De la même manière, Rossana De Angelis retrace et problématise la longue histoire et les évolutions de la textualité numérique à la lumière des modifications des formes et pratiques d’écriture qu’elles engendrent. Ainsi, la transition numérique s’avère la pointe émergée d’une transformation cognitive et langagière plus profonde qui affecte aussi bien d’autres processus de l’élaboration symbolique (la lecture), que des formes d’interaction socio-technique fondant l’échange communicationnel.

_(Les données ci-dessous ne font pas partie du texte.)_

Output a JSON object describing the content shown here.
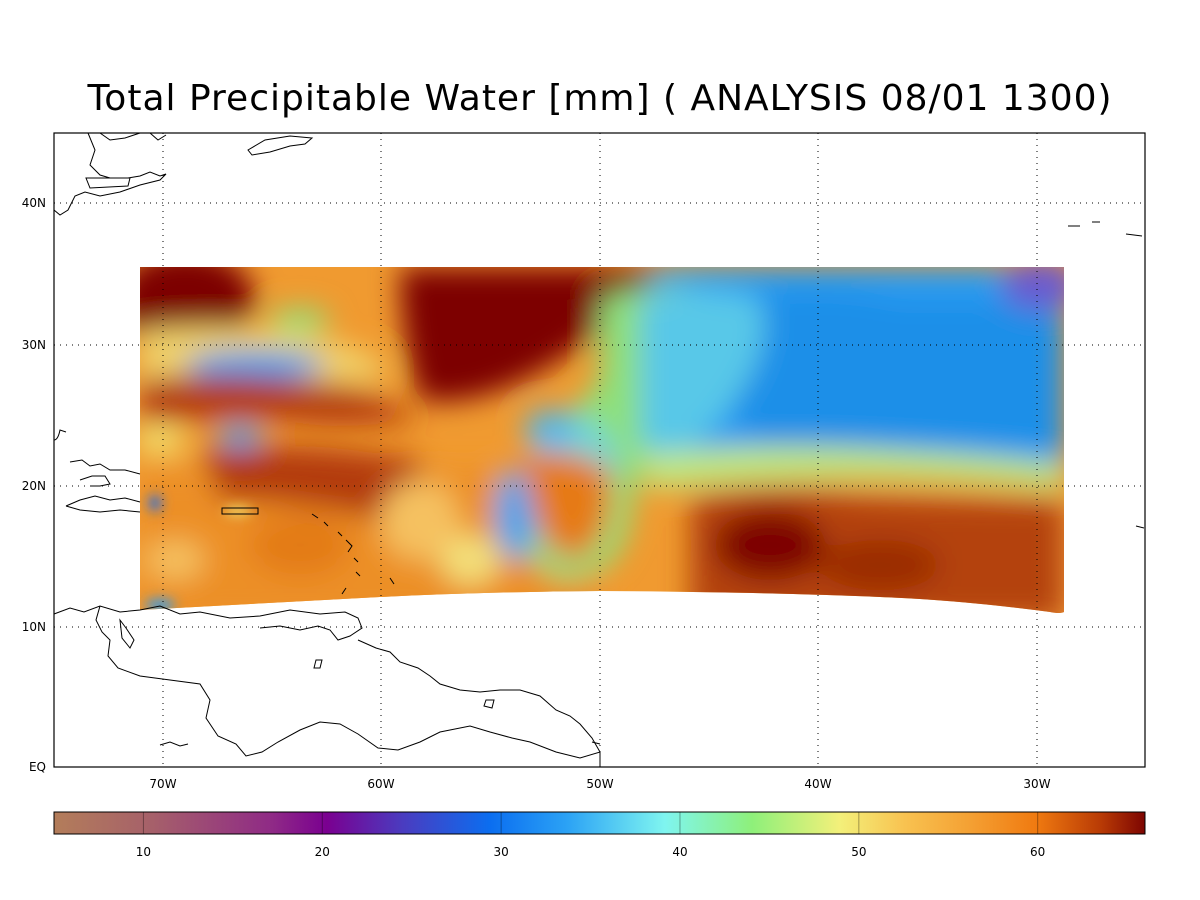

En écho aux considérations d’ordre esthétique et artistique figurant dans la section précédente, le texte de Lisa Paillussière qui clôt l’ouvrage s’interroge sur le statut des Non- Fungible Tokens (NFT) dans l’authentification et l’achat d’œuvre d’art : à travers l’analyse de discours sur les NFT, elle se demande en effet s’il s’agit d’un passage, d’une transition ou d’une proposition technologique inutile. La transition est alors analysée selon les trois mises en sens de l’espace, du temps et de l’acteur. Elle est conçue comme une forme de vie qui s’incarne dans un espace critique qui bouleverse l’acteur, en rendant manifeste un écart entre états de chose et états d’âme. L’auteur met en tension la prétendue progressivité de la transformation et la soudaineté de l’expérience ressentie par l’acteur.

Finalement, comme le lecteur aura pu le constater tout au long de ces va-et-vient entre conceptualisation et mise à l’épreuve de la transition, l’appropriation et les usages sémiotiques de cette notion semblent identifier quelques grands chantiers actuels et à venir pour les sciences du sens (sémiotique, sémiologie, sciences du langage).

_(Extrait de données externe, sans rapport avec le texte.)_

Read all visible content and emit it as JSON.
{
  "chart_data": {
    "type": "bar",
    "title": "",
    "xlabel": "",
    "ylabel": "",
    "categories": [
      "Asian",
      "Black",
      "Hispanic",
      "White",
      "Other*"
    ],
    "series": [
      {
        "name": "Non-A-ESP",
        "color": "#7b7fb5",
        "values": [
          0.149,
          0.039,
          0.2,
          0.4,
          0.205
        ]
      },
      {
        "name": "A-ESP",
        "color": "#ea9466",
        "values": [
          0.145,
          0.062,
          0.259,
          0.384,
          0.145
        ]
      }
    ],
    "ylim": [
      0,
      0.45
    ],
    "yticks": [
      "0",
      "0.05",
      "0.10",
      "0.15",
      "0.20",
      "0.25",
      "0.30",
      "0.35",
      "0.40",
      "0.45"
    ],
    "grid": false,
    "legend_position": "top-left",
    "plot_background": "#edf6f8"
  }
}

Premièrement, la transition semble complexifier davantage les chiasmes entre continu et discontinu, et entre paires oppositionnelles du carré sémiotique. Ne nous oblige-t-elle pas de cette manière, à réarticuler les diagrammatisations traditionnelles avec, par exemple, les modélisations des espaces sémantiques issues de l’héritage morphogénétique et cognitif en sémiotique ? De même, puisque l’on évoque à plusieurs reprises ce que l’on pourrait appeler un « opportunisme aspectuel » de la transition, ne serait-il pas intéressant de se poser la question du poids axiologique et passionnel dans l’actualisation de telle ou telle autre suite aspectuelle ? Pour cette même raison, la transition ne se poserait-elle pas en tant que point de fuite, ou de neutre, vis-à-vis des assises tensives ?

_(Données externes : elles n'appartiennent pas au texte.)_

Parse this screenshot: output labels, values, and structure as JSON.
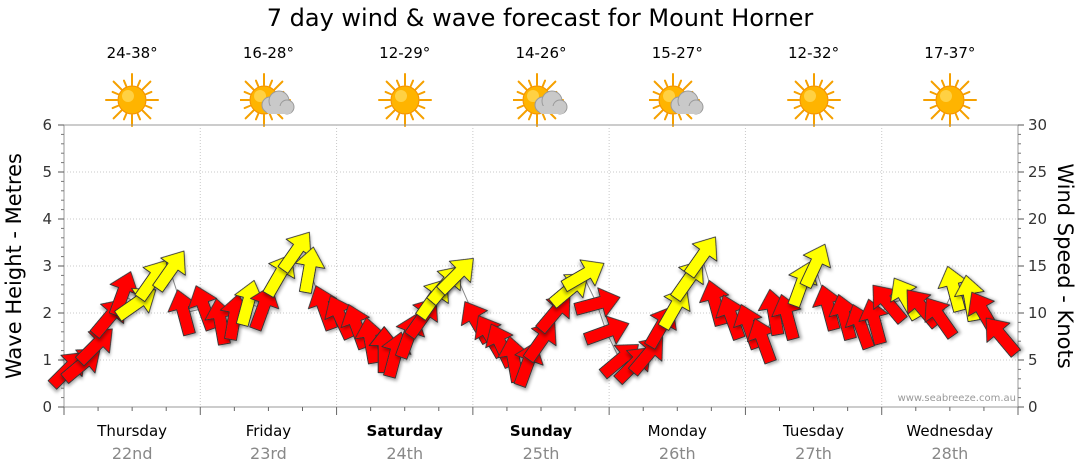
{
  "chart_data": {
    "type": "wind_wave_forecast",
    "title": "7 day wind & wave forecast for Mount Horner",
    "ylabel_left": "Wave Height - Metres",
    "ylabel_right": "Wind Speed - Knots",
    "ylim_left": [
      0,
      6
    ],
    "ylim_right": [
      0,
      30
    ],
    "yticks_left": [
      "0",
      "1",
      "2",
      "3",
      "4",
      "5",
      "6"
    ],
    "yticks_right": [
      "0",
      "5",
      "10",
      "15",
      "20",
      "25",
      "30"
    ],
    "watermark": "www.seabreeze.com.au",
    "days": [
      {
        "name": "Thursday",
        "date": "22nd",
        "bold": false,
        "temp": "24-38°",
        "icon": "sun-icon"
      },
      {
        "name": "Friday",
        "date": "23rd",
        "bold": false,
        "temp": "16-28°",
        "icon": "sun-cloud-icon"
      },
      {
        "name": "Saturday",
        "date": "24th",
        "bold": true,
        "temp": "12-29°",
        "icon": "sun-icon"
      },
      {
        "name": "Sunday",
        "date": "25th",
        "bold": true,
        "temp": "14-26°",
        "icon": "sun-cloud-icon"
      },
      {
        "name": "Monday",
        "date": "26th",
        "bold": false,
        "temp": "15-27°",
        "icon": "sun-cloud-icon"
      },
      {
        "name": "Tuesday",
        "date": "27th",
        "bold": false,
        "temp": "12-32°",
        "icon": "sun-icon"
      },
      {
        "name": "Wednesday",
        "date": "28th",
        "bold": false,
        "temp": "17-37°",
        "icon": "sun-icon"
      }
    ],
    "wind_series": [
      {
        "day": 0.0,
        "knots": 4.0,
        "dir": 225,
        "color": "#ff0000"
      },
      {
        "day": 0.1,
        "knots": 4.5,
        "dir": 230,
        "color": "#ff0000"
      },
      {
        "day": 0.2,
        "knots": 6.5,
        "dir": 225,
        "color": "#ff0000"
      },
      {
        "day": 0.3,
        "knots": 9.5,
        "dir": 220,
        "color": "#ff0000"
      },
      {
        "day": 0.4,
        "knots": 12.0,
        "dir": 200,
        "color": "#ff0000"
      },
      {
        "day": 0.5,
        "knots": 11.0,
        "dir": 235,
        "color": "#ffff00"
      },
      {
        "day": 0.62,
        "knots": 13.5,
        "dir": 215,
        "color": "#ffff00"
      },
      {
        "day": 0.75,
        "knots": 14.5,
        "dir": 215,
        "color": "#ffff00"
      },
      {
        "day": 0.85,
        "knots": 10.0,
        "dir": 165,
        "color": "#ff0000"
      },
      {
        "day": 1.0,
        "knots": 10.5,
        "dir": 160,
        "color": "#ff0000"
      },
      {
        "day": 1.12,
        "knots": 9.0,
        "dir": 170,
        "color": "#ff0000"
      },
      {
        "day": 1.22,
        "knots": 9.5,
        "dir": 190,
        "color": "#ff0000"
      },
      {
        "day": 1.32,
        "knots": 11.0,
        "dir": 195,
        "color": "#ffff00"
      },
      {
        "day": 1.43,
        "knots": 10.5,
        "dir": 200,
        "color": "#ff0000"
      },
      {
        "day": 1.55,
        "knots": 14.0,
        "dir": 210,
        "color": "#ffff00"
      },
      {
        "day": 1.67,
        "knots": 16.5,
        "dir": 215,
        "color": "#ffff00"
      },
      {
        "day": 1.77,
        "knots": 14.5,
        "dir": 190,
        "color": "#ffff00"
      },
      {
        "day": 1.88,
        "knots": 10.5,
        "dir": 160,
        "color": "#ff0000"
      },
      {
        "day": 2.0,
        "knots": 9.5,
        "dir": 155,
        "color": "#ff0000"
      },
      {
        "day": 2.12,
        "knots": 8.5,
        "dir": 160,
        "color": "#ff0000"
      },
      {
        "day": 2.22,
        "knots": 7.0,
        "dir": 170,
        "color": "#ff0000"
      },
      {
        "day": 2.32,
        "knots": 6.0,
        "dir": 180,
        "color": "#ff0000"
      },
      {
        "day": 2.4,
        "knots": 5.5,
        "dir": 195,
        "color": "#ff0000"
      },
      {
        "day": 2.5,
        "knots": 7.5,
        "dir": 200,
        "color": "#ff0000"
      },
      {
        "day": 2.6,
        "knots": 9.5,
        "dir": 215,
        "color": "#ff0000"
      },
      {
        "day": 2.68,
        "knots": 11.5,
        "dir": 215,
        "color": "#ffff00"
      },
      {
        "day": 2.77,
        "knots": 13.0,
        "dir": 220,
        "color": "#ffff00"
      },
      {
        "day": 2.85,
        "knots": 14.0,
        "dir": 225,
        "color": "#ffff00"
      },
      {
        "day": 3.0,
        "knots": 9.0,
        "dir": 150,
        "color": "#ff0000"
      },
      {
        "day": 3.1,
        "knots": 7.5,
        "dir": 150,
        "color": "#ff0000"
      },
      {
        "day": 3.18,
        "knots": 6.5,
        "dir": 155,
        "color": "#ff0000"
      },
      {
        "day": 3.27,
        "knots": 5.0,
        "dir": 170,
        "color": "#ff0000"
      },
      {
        "day": 3.37,
        "knots": 4.5,
        "dir": 200,
        "color": "#ff0000"
      },
      {
        "day": 3.47,
        "knots": 7.0,
        "dir": 215,
        "color": "#ff0000"
      },
      {
        "day": 3.57,
        "knots": 10.0,
        "dir": 220,
        "color": "#ff0000"
      },
      {
        "day": 3.68,
        "knots": 12.5,
        "dir": 230,
        "color": "#ffff00"
      },
      {
        "day": 3.78,
        "knots": 14.0,
        "dir": 240,
        "color": "#ffff00"
      },
      {
        "day": 3.88,
        "knots": 11.0,
        "dir": 255,
        "color": "#ff0000"
      },
      {
        "day": 3.95,
        "knots": 8.0,
        "dir": 250,
        "color": "#ff0000"
      },
      {
        "day": 4.05,
        "knots": 5.0,
        "dir": 230,
        "color": "#ff0000"
      },
      {
        "day": 4.15,
        "knots": 4.5,
        "dir": 225,
        "color": "#ff0000"
      },
      {
        "day": 4.25,
        "knots": 5.5,
        "dir": 220,
        "color": "#ff0000"
      },
      {
        "day": 4.35,
        "knots": 8.5,
        "dir": 210,
        "color": "#ff0000"
      },
      {
        "day": 4.45,
        "knots": 10.5,
        "dir": 210,
        "color": "#ffff00"
      },
      {
        "day": 4.55,
        "knots": 13.5,
        "dir": 215,
        "color": "#ffff00"
      },
      {
        "day": 4.65,
        "knots": 16.0,
        "dir": 215,
        "color": "#ffff00"
      },
      {
        "day": 4.75,
        "knots": 11.0,
        "dir": 165,
        "color": "#ff0000"
      },
      {
        "day": 4.87,
        "knots": 9.5,
        "dir": 160,
        "color": "#ff0000"
      },
      {
        "day": 5.0,
        "knots": 8.5,
        "dir": 160,
        "color": "#ff0000"
      },
      {
        "day": 5.1,
        "knots": 7.0,
        "dir": 160,
        "color": "#ff0000"
      },
      {
        "day": 5.18,
        "knots": 10.0,
        "dir": 170,
        "color": "#ff0000"
      },
      {
        "day": 5.28,
        "knots": 9.5,
        "dir": 165,
        "color": "#ff0000"
      },
      {
        "day": 5.38,
        "knots": 13.0,
        "dir": 200,
        "color": "#ffff00"
      },
      {
        "day": 5.48,
        "knots": 15.0,
        "dir": 205,
        "color": "#ffff00"
      },
      {
        "day": 5.58,
        "knots": 10.5,
        "dir": 165,
        "color": "#ff0000"
      },
      {
        "day": 5.7,
        "knots": 9.5,
        "dir": 165,
        "color": "#ff0000"
      },
      {
        "day": 5.82,
        "knots": 8.5,
        "dir": 160,
        "color": "#ff0000"
      },
      {
        "day": 5.92,
        "knots": 9.0,
        "dir": 165,
        "color": "#ff0000"
      },
      {
        "day": 6.02,
        "knots": 11.0,
        "dir": 140,
        "color": "#ff0000"
      },
      {
        "day": 6.15,
        "knots": 11.5,
        "dir": 150,
        "color": "#ffff00"
      },
      {
        "day": 6.27,
        "knots": 10.5,
        "dir": 140,
        "color": "#ff0000"
      },
      {
        "day": 6.4,
        "knots": 9.5,
        "dir": 145,
        "color": "#ff0000"
      },
      {
        "day": 6.5,
        "knots": 12.5,
        "dir": 165,
        "color": "#ffff00"
      },
      {
        "day": 6.62,
        "knots": 11.5,
        "dir": 170,
        "color": "#ffff00"
      },
      {
        "day": 6.72,
        "knots": 10.0,
        "dir": 150,
        "color": "#ff0000"
      },
      {
        "day": 6.85,
        "knots": 7.5,
        "dir": 140,
        "color": "#ff0000"
      }
    ]
  }
}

Deuxièmement, si la notion de transition est un bon candidat pour devenir un méta-terme théorique et analytique à part entière de l’outillage sémiotique, cela implique un changement d’échelle et de granularité à partir desquelles interroger les faits et les productions sémiotiques. Du niveau macro- de l’échelle planétaire au niveau micro- des grammaires visuelles, en passant par un niveau méso- des dispositifs, des objets et des discours, la clé de la compréhension et de l’intégration méthodologique de la transition ne tiendrait-elle pas à la problématisation conjointe des notions de format et de formant ?

Celles-ci ne sont que des pistes de travail très générales qui ne doivent cesser de se confronter avec le plus grand nombre et la plus grande variété d’observables, et dont témoigne cet ouvrage.

Du contenu à l’expression, et vice-versa, la transition nous fait tantôt flâner, tantôt courir, et d’autres fois suspendre entre un sens et l’autre, entre les sens, dans des renversements spatio-temporels qui ne cessent de passer.